Bottom Line: While Boeing insists the latest glitch won’t further delay 787 deliveries, its airline customers aren’t convinced. Japan Airlines (PINK:JALFQ), which was expecting to see its first 787 by the end of this month, is now discussing possible delivery in March. Air India last week raised its demand for compensation over extensive 787 delivery delays to $1 billion. Boeing continues to negotiate with both carriers.
United Continental, which counted on getting six Dreamliners this year, likely will feel the impact of further delays. Delta (NYSE:DAL), which also has 787s on order, has pushed back delivery of those jets to 2020.
Don’t expect U.S. legacy carriers like American, United, Delta and US Airways (NYSE:LCC) to embrace the mammoth A380 anytime soon because they just don’t make economic sense for domestic routes. That goes double for budget carriers like Southwest (NYSE:LUV) and JetBlue (NASDAQ:JBLU).

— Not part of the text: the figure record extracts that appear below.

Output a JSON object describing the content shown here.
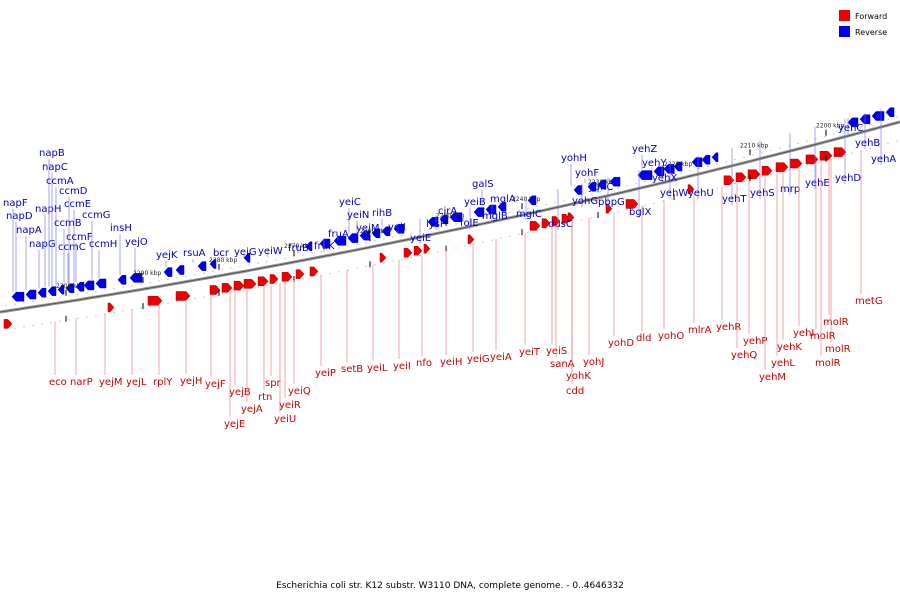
{
  "legend": [
    {
      "label": "Forward",
      "color": "#ee0000"
    },
    {
      "label": "Reverse",
      "color": "#0000ee"
    }
  ],
  "caption": "Escherichia coli str. K12 substr. W3110 DNA, complete genome. - 0..4646332",
  "ticks": [
    "2300 kbp",
    "2290 kbp",
    "2280 kbp",
    "2270 kbp",
    "2260 kbp",
    "2250 kbp",
    "2240 kbp",
    "2230 kbp",
    "2220 kbp",
    "2210 kbp",
    "2200 kbp"
  ],
  "reverse_genes": [
    "napF",
    "napD",
    "napA",
    "napG",
    "napH",
    "napB",
    "napC",
    "ccmA",
    "ccmB",
    "ccmC",
    "ccmD",
    "ccmE",
    "ccmF",
    "ccmG",
    "ccmH",
    "insH",
    "yejO",
    "yejK",
    "rsuA",
    "bcr",
    "yejG",
    "yeiW",
    "fruB",
    "fruK",
    "fruA",
    "yeiC",
    "yeiN",
    "yeiM",
    "rihB",
    "yeiJ",
    "yeiE",
    "lysP",
    "cirA",
    "folE",
    "yeiB",
    "galS",
    "mglB",
    "mglA",
    "mglC",
    "dusC",
    "yohH",
    "yohG",
    "yohF",
    "yohC",
    "pbpG",
    "bglX",
    "yehZ",
    "yehY",
    "yehX",
    "yehW",
    "yehU",
    "yehT",
    "yehS",
    "mrp",
    "yehE",
    "yehD",
    "yehC",
    "yehB",
    "yehA"
  ],
  "forward_genes": [
    "eco",
    "narP",
    "yejM",
    "yejL",
    "rplY",
    "yejH",
    "yejF",
    "yejE",
    "yejB",
    "yejA",
    "rtn",
    "spr",
    "yeiU",
    "yeiR",
    "yeiQ",
    "yeiP",
    "setB",
    "yeiL",
    "yeiI",
    "nfo",
    "yeiH",
    "yeiG",
    "yeiA",
    "yeiT",
    "yeiS",
    "sanA",
    "yohK",
    "cdd",
    "yohJ",
    "yohD",
    "dld",
    "yohO",
    "mlrA",
    "yehR",
    "yehQ",
    "yehP",
    "yehM",
    "yehL",
    "yehK",
    "yehI",
    "molR",
    "molR",
    "molR",
    "molR",
    "metG"
  ]
}
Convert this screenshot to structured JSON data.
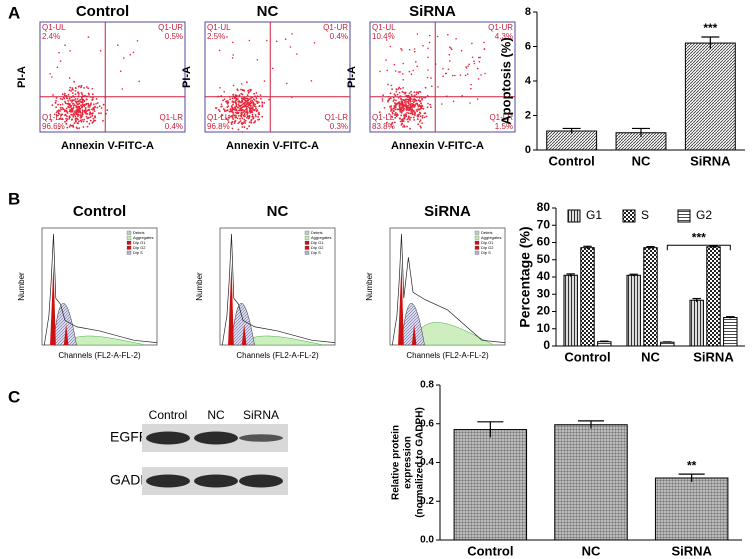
{
  "panel_labels": [
    "A",
    "B",
    "C"
  ],
  "flow_plots": {
    "y_label": "PI-A",
    "x_label": "Annexin V-FITC-A",
    "plots": [
      {
        "title": "Control",
        "quadrants": [
          {
            "name": "Q1-UL",
            "value": "2.4%"
          },
          {
            "name": "Q1-UR",
            "value": "0.5%"
          },
          {
            "name": "Q1-LL",
            "value": "96.6%"
          },
          {
            "name": "Q1-LR",
            "value": "0.4%"
          }
        ]
      },
      {
        "title": "NC",
        "quadrants": [
          {
            "name": "Q1-UL",
            "value": "2.5%"
          },
          {
            "name": "Q1-UR",
            "value": "0.4%"
          },
          {
            "name": "Q1-LL",
            "value": "96.8%"
          },
          {
            "name": "Q1-LR",
            "value": "0.3%"
          }
        ]
      },
      {
        "title": "SiRNA",
        "quadrants": [
          {
            "name": "Q1-UL",
            "value": "10.4%"
          },
          {
            "name": "Q1-UR",
            "value": "4.3%"
          },
          {
            "name": "Q1-LL",
            "value": "83.8%"
          },
          {
            "name": "Q1-LR",
            "value": "1.5%"
          }
        ]
      }
    ]
  },
  "histograms": {
    "y_label": "Number",
    "x_label": "Channels (FL2-A-FL-2)",
    "legend": [
      "Debris",
      "Aggregates",
      "Dip G1",
      "Dip G2",
      "Dip S"
    ],
    "titles": [
      "Control",
      "NC",
      "SiRNA"
    ]
  },
  "blot": {
    "columns": [
      "Control",
      "NC",
      "SiRNA"
    ],
    "rows": [
      "EGFR",
      "GADPH"
    ]
  },
  "chart_data": [
    {
      "type": "bar",
      "y_label": "Apoptosis (%)",
      "categories": [
        "Control",
        "NC",
        "SiRNA"
      ],
      "values": [
        1.1,
        1.0,
        6.2
      ],
      "errors": [
        0.15,
        0.25,
        0.35
      ],
      "pattern": "diagonal",
      "ylim": [
        0,
        8
      ],
      "yticks": [
        0,
        2,
        4,
        6,
        8
      ],
      "annotation": "***"
    },
    {
      "type": "grouped-bar",
      "y_label": "Percentage (%)",
      "categories": [
        "Control",
        "NC",
        "SiRNA"
      ],
      "series": [
        {
          "name": "G1",
          "pattern": "vertical",
          "values": [
            41,
            41,
            26.5
          ],
          "errors": [
            0.8,
            0.6,
            1
          ]
        },
        {
          "name": "S",
          "pattern": "checker",
          "values": [
            57,
            57,
            57.5
          ],
          "errors": [
            0.8,
            0.6,
            0.6
          ]
        },
        {
          "name": "G2",
          "pattern": "horizontal",
          "values": [
            2.5,
            2.2,
            16.5
          ],
          "errors": [
            0.3,
            0.2,
            0.5
          ]
        }
      ],
      "ylim": [
        0,
        80
      ],
      "yticks": [
        0,
        10,
        20,
        30,
        40,
        50,
        60,
        70,
        80
      ],
      "annotation": "***"
    },
    {
      "type": "bar",
      "y_label": [
        "Relative protein",
        "expression",
        "(normalized to GADPH)"
      ],
      "categories": [
        "Control",
        "NC",
        "SiRNA"
      ],
      "values": [
        0.57,
        0.595,
        0.32
      ],
      "errors": [
        0.04,
        0.02,
        0.02
      ],
      "pattern": "grid",
      "ylim": [
        0,
        0.8
      ],
      "yticks": [
        {
          "value": 0,
          "label": "0.0"
        },
        0.2,
        0.4,
        0.6,
        0.8
      ],
      "annotation": "**"
    }
  ]
}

In terms of sheer order volume, Airbus won 2011 with 1,419 orders and 534 deliveries, compared to 805 orders and 477 deliveries for Boeing. Earlier today, as the Singapore air show is about to get underway, Boeing forecast that the world’s airlines would need 33,500 new planes worth $4 trillion by 2030. Even if that forecast turns out to be accurate, too much talk about design flaws, production glitches and new delays would be bad for business — particularly a business that requires public trust to stay airborne.
As of this writing, Susan J. Aluise did not hold a position in any of the stocks named here.